1. The HINDU religion taught: This is the sum of duty: do naught to others, which if done to thee would cause thee pain. -The Mahabharata
2. The BUDDHIST religion taught: Hurt not others with that which pains yourself. -Udana-Varga
3. The JEWISH traditions taught: What is hateful to you; do not to your fellow men. That is the entire Law; all the rest is commentary. -The Talmud
4. The MUSLIM religion taught: No one of you is a believer until he desires for his brother that which he desires for himself. -Hadith
5. The BAHA’I faith teaches: He should not wish for others that which he doth not wish for himself, nor promise that which he doth not fulfill. -The Book of Certitude
6. Do not do unto others what angers you if done to you by others. -Isocrates 436-338 BCE
7. “Tzu-kung asked, ‘Is there a single word which can be a guide to conduct throughout one’s life?’ The Master said, ‘It is perhaps the word “shu”.

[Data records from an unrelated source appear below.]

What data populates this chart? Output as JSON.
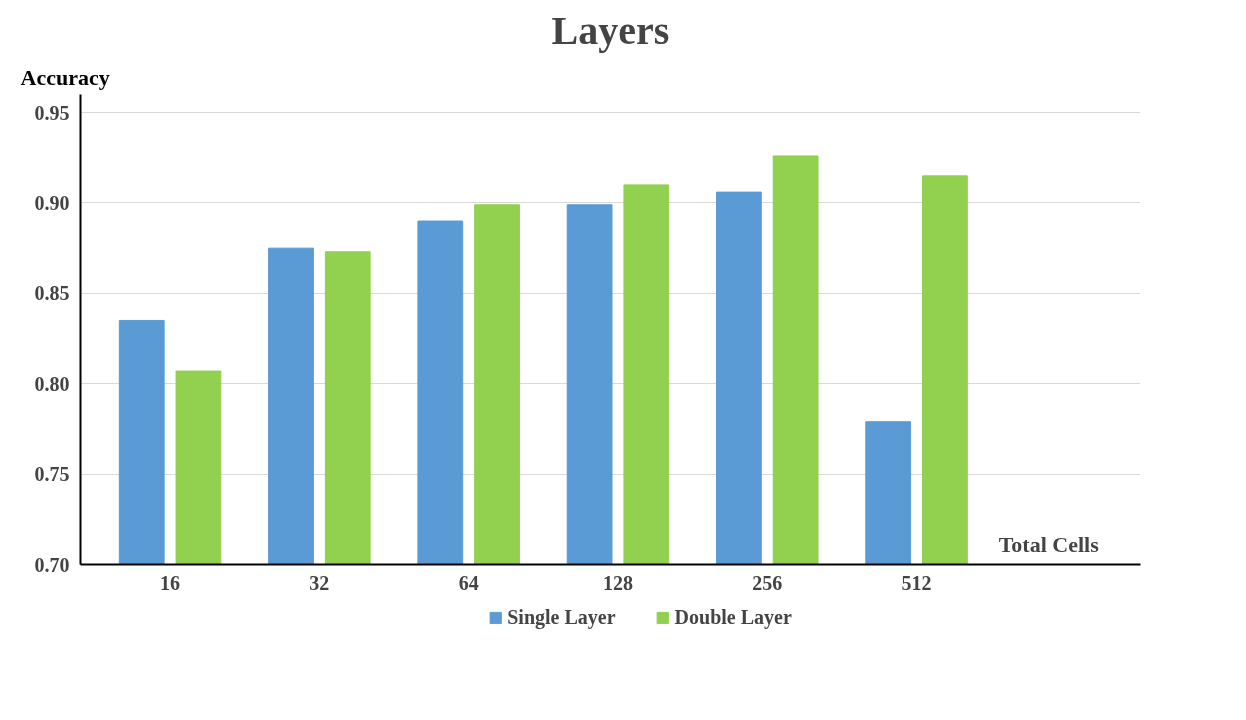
{
  "chart_data": {
    "type": "bar",
    "title": "Layers",
    "xlabel": "Total Cells",
    "ylabel": "Accuracy",
    "categories": [
      "16",
      "32",
      "64",
      "128",
      "256",
      "512"
    ],
    "series": [
      {
        "name": "Single Layer",
        "color": "#5b9bd5",
        "values": [
          0.835,
          0.875,
          0.89,
          0.899,
          0.906,
          0.779
        ]
      },
      {
        "name": "Double Layer",
        "color": "#92d050",
        "values": [
          0.807,
          0.873,
          0.899,
          0.91,
          0.926,
          0.915
        ]
      }
    ],
    "ylim": [
      0.7,
      0.96
    ],
    "yticks": [
      {
        "value": 0.7,
        "label": "0.70"
      },
      {
        "value": 0.75,
        "label": "0.75"
      },
      {
        "value": 0.8,
        "label": "0.80"
      },
      {
        "value": 0.85,
        "label": "0.85"
      },
      {
        "value": 0.9,
        "label": "0.90"
      },
      {
        "value": 0.95,
        "label": "0.95"
      }
    ],
    "grid": "y",
    "legend": "bottom"
  }
}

8. Do not impose on others what you yourself do not desire’“ -Analects, 15.24
There is overlap because the Bible is a politically assembled book over hundreds of years, not because
of an original or superior ideology.
Christianity doesn’t bring much to freshen table of benevolence and altruism. In fact the most original part of the faith at the time of its formation was the idea of eternal torture and a monotheistic triune god, which is simultaneously the most important and contradictory part of the faith. In light of that I cannot see how it is humanity’s best hope of saving the world.
In the first chapter Timothy Keller takes on some incredibly difficult questions and falls short of mark. At times he seems frightfully ignorant of human and religious history. I did appreciate his honesty.
Drive fast. Take chances. Thanks for reading.